I’ve got a 99 Ford Ranger that works fine at sea level, but when I drive up in to the mountains (about 9000 feet) it’s recently been having trouble starting. The starter cranks, but the engine doesn’t start. It’s not vapor lock, I tried opening the fuel cap and that didn’t help. It does start if I pump the gas pedal.
I’m wondering if this could be a problem with the new fuel injectors which I just had installed. This never happened on numerous trips up to altitude prior to those new injectors being installed.
Any advice would be appreciated.
Thanks!
First, understand this. At higher altitudes, the air fuel mixture needs to be leaned.
The old injectors probably didn’t get quite as much fuel to atomize and go into the cylinders.
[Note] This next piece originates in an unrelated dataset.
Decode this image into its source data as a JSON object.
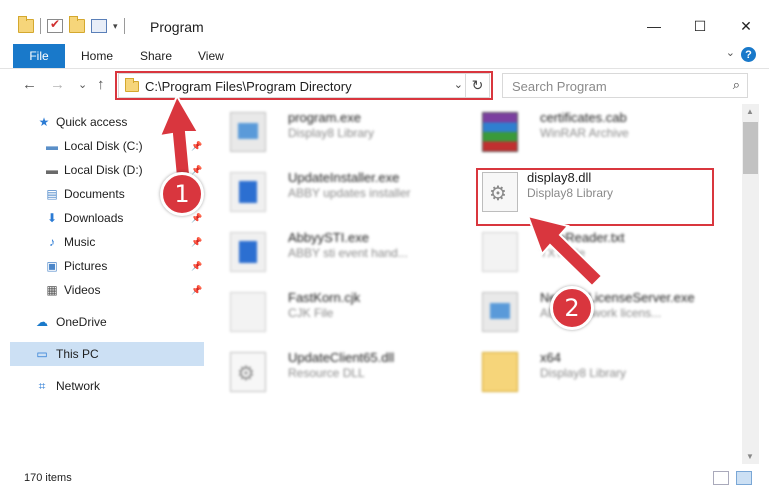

Any chance these are performance injectors?
Pumping does nothing on a fuel injected vehicle that holding the pedal down doesn’t do better.
It may not be able to lean the mixture enough without the throttle plate open during starting. If you had a ECM capture tool, it would be nice to see what it THINKS the manifold air pressure is. MAP sensor may be fooling it into thinking it is at a lower altitude.
Until then, try holding the pedal down during high altitude starts. Probably just slightly richer mixture with your new injectors at startup before it adjusts mixture using O2 sensor readings.
Also check fuel pressure readings at the rail, at altitude, and see if they are on the high side. Not so critical at sea level, but much more critical almost 2 miles up with the air only 71% as dense.
There might be some restriction in the air intake tract. You can improve that by using a Throttle Body Cleaner to clean out the idle air control valve passages, throttle bore and throttle plate.